Le CHR de Bouaké, le CSU de Nimbo et l'EPHD de Niakaramadougou, trois unités de santé mère kangourou (smk) dont le but est de réduire les décès néo-nataux en préservant la santé de la mère après accouchement d'une part. D'autre part, maintenir l'enfant prématuré de petite masse en vie.
Le CHR de Bouaké, le CSU de Nimbo et l'EPHD de Niakaramadougou bénéficient de ces ouvrages qui permettront également de recueillir le plus de patients.
Ces ouvrages sont le résultat de la collaboration entre le programme national de santé de la mère et de l'enfant et ses différents partenaires. Au nom de la coordinatrice nationale dudit programme de santé, le Dr Aboubakary Coulibaly, Directeur régional de la Santé de Gbêkê, a expliqué l'importance de ces ouvrages.
Surtout dans le dispositif de la prise en charge des enfants prématurés ou en baisse de masse. « Ces ouvrages s'inscrivent dans la problématique de la santé infantile et plus précisément néonatale.
En effet, les indicateurs de décès infantile, ayant connu une régression ces dernières années. Car à travers ces résultats, ce sont des mères dont nous avons amélioré la santé mentale, des familles qui ont retrouvé le sourire et une société avec le capital humain pleinement productif », a-t-il déclaré tout en remerciant les partenaires qui soutiennent le programme.
Au nom du représentant résident de l'Unicef en Côte d'Ivoire, Étienne Kouamé, chef bureau Unicef de Korhogo a assuré du soutien de l'organisation dans la protection de ces enfants : « En inaugurant simultanément les unités de soins mère kangourou de Bouaké, Nimbo et Niakara, nous faisons le choix de l'équité. Nous réaffirmons qu'aucun enfant ne doit voir ses chances de survivre dictées par son lieu de naissance ou les ressources de sa famille », a-t-il indiqué.

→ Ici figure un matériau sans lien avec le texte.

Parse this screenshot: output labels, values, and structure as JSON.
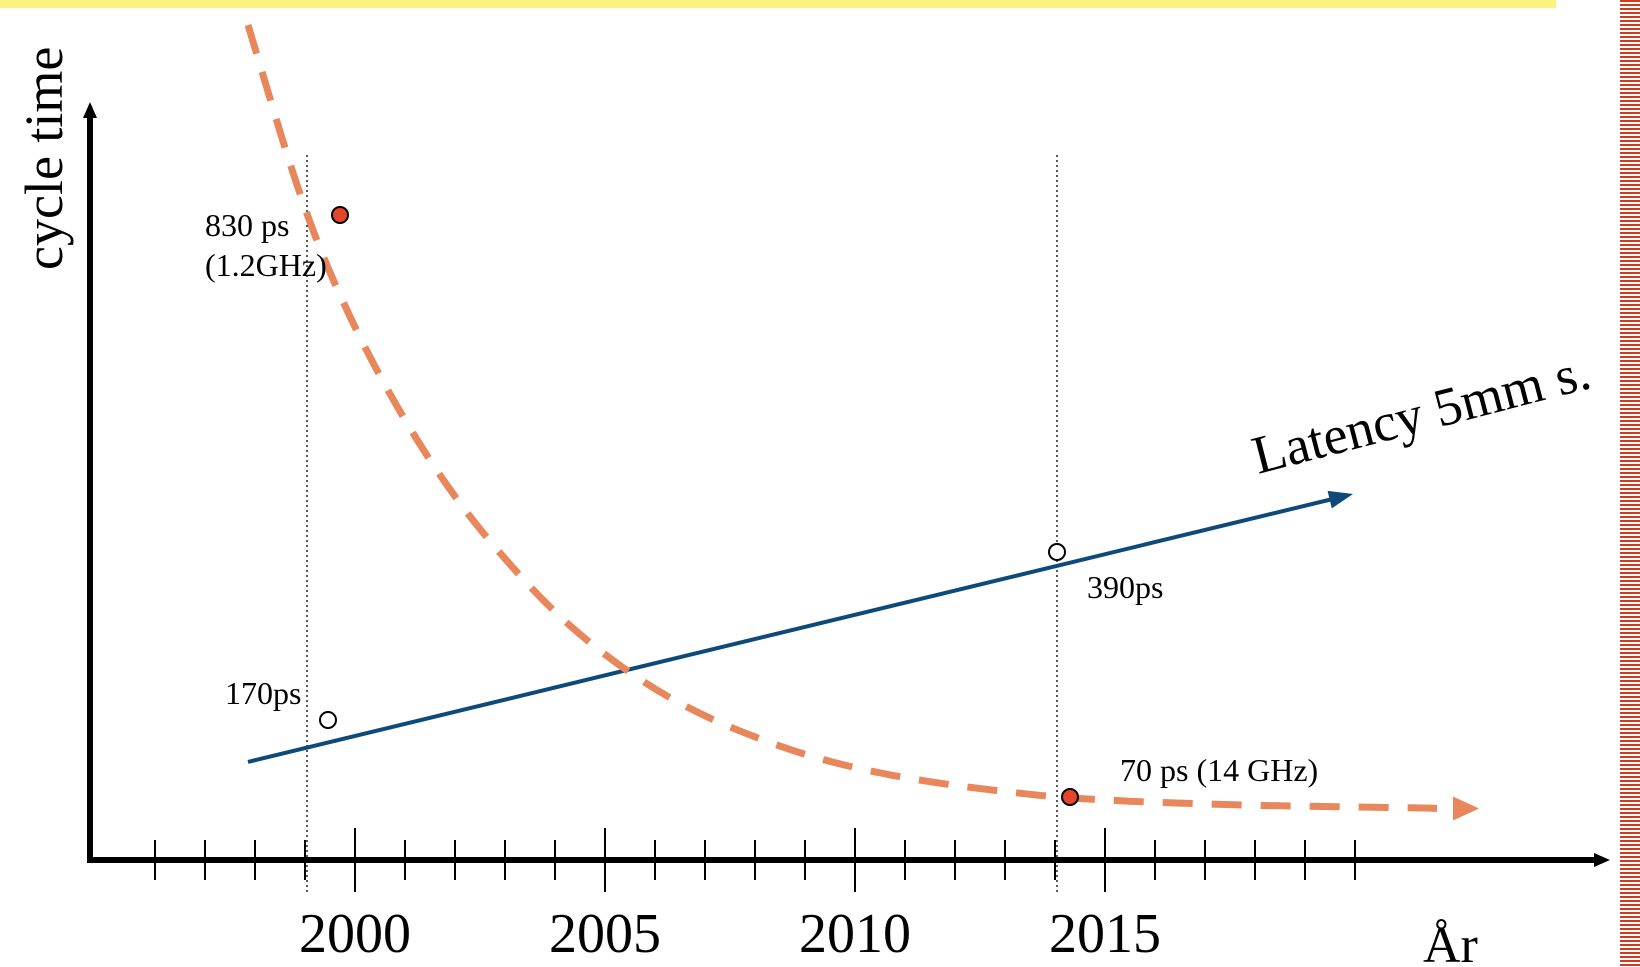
{
  "chart_data": {
    "type": "line",
    "ylabel": "cycle time",
    "xlabel": "År",
    "xlim": [
      1995,
      2025
    ],
    "x_ticks": [
      1996,
      1997,
      1998,
      1999,
      2000,
      2001,
      2002,
      2003,
      2004,
      2005,
      2006,
      2007,
      2008,
      2009,
      2010,
      2011,
      2012,
      2013,
      2014,
      2015,
      2016,
      2017,
      2018,
      2019,
      2020
    ],
    "x_tick_labels": [
      {
        "value": 2000,
        "label": "2000"
      },
      {
        "value": 2005,
        "label": "2005"
      },
      {
        "value": 2010,
        "label": "2010"
      },
      {
        "value": 2015,
        "label": "2015"
      }
    ],
    "reference_years": [
      1999,
      2014
    ],
    "series": [
      {
        "name": "Latency 5mm s.",
        "color": "#0d4a7a",
        "style": "solid-arrow",
        "x": [
          1997,
          2020
        ],
        "y": [
          140,
          480
        ],
        "points": [
          {
            "x": 1999,
            "y": 170,
            "label": "170ps"
          },
          {
            "x": 2014,
            "y": 390,
            "label": "390ps"
          }
        ]
      },
      {
        "name": "",
        "color": "#e8875c",
        "style": "dashed-arrow",
        "x": [
          1998,
          1999,
          2000,
          2001,
          2002,
          2003,
          2004,
          2005,
          2006,
          2007,
          2008,
          2009,
          2010,
          2011,
          2012,
          2013,
          2014,
          2015,
          2016,
          2017,
          2018,
          2019,
          2020,
          2021,
          2022
        ],
        "y": [
          1000,
          830,
          680,
          560,
          460,
          380,
          310,
          255,
          210,
          175,
          148,
          125,
          108,
          95,
          85,
          77,
          70,
          66,
          63,
          61,
          59,
          58,
          57,
          56,
          55
        ],
        "points": [
          {
            "x": 1999,
            "y": 830,
            "label": "830 ps",
            "sublabel": "(1.2GHz)"
          },
          {
            "x": 2014,
            "y": 70,
            "label": "70 ps (14 GHz)"
          }
        ]
      }
    ]
  }
}
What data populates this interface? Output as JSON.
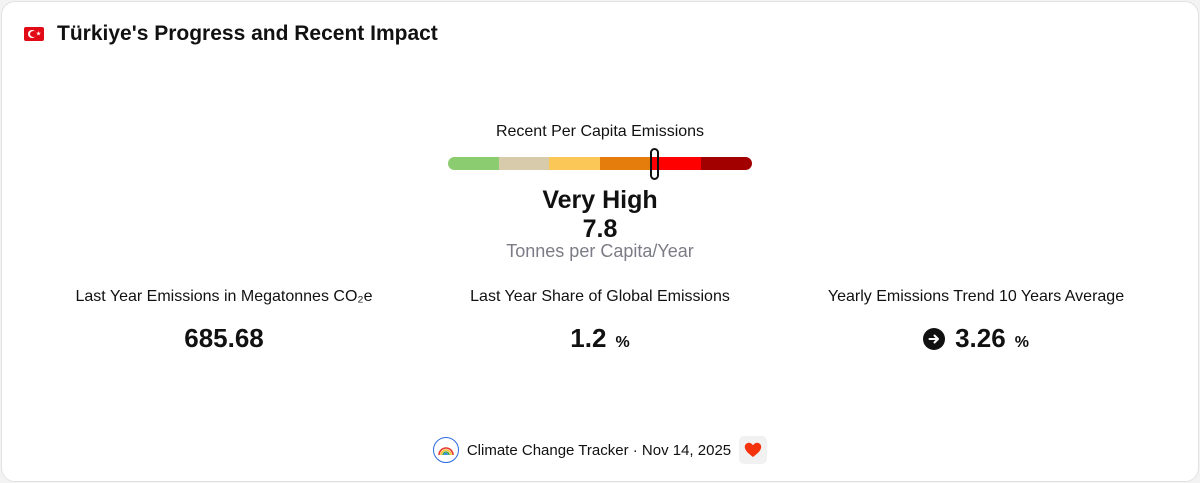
{
  "header": {
    "flag_icon": "turkey-flag-icon",
    "title": "Türkiye's Progress and Recent Impact"
  },
  "gauge": {
    "label": "Recent Per Capita Emissions",
    "segment_colors": [
      "#8ccc70",
      "#d8cbab",
      "#fbc858",
      "#e57d0d",
      "#ff0000",
      "#a20000"
    ],
    "marker_position_fraction": 0.68,
    "level": "Very High",
    "value": "7.8",
    "unit": "Tonnes per Capita/Year"
  },
  "stats": [
    {
      "label": "Last Year Emissions in Megatonnes CO₂e",
      "value": "685.68",
      "suffix": ""
    },
    {
      "label": "Last Year Share of Global Emissions",
      "value": "1.2",
      "suffix": "%"
    },
    {
      "label": "Yearly Emissions Trend 10 Years Average",
      "value": "3.26",
      "suffix": "%",
      "icon": "arrow-right-icon"
    }
  ],
  "footer": {
    "logo_icon": "rainbow-logo-icon",
    "text": "Climate Change Tracker · Nov 14, 2025",
    "heart_icon": "heart-icon"
  }
}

Le Sous-préfet de Bouaké, Marcellin Kouassi Detto, a, au nom du Préfet de région, préfet du département de Bouaké, salué cette initiative : « les résultats dans la prise en charge des soins mère kangourou sont encourageants. Mais les efforts doivent continuer pour que d'ici à 2030 le nombre de décès d'enfants prématurés diminue », a-t-il souhaité.
Selon le Docteur Meazieu Some, les femmes ont reçus des conseils et astuces pour la prise en charge des enfants prématurés ou petits de masse.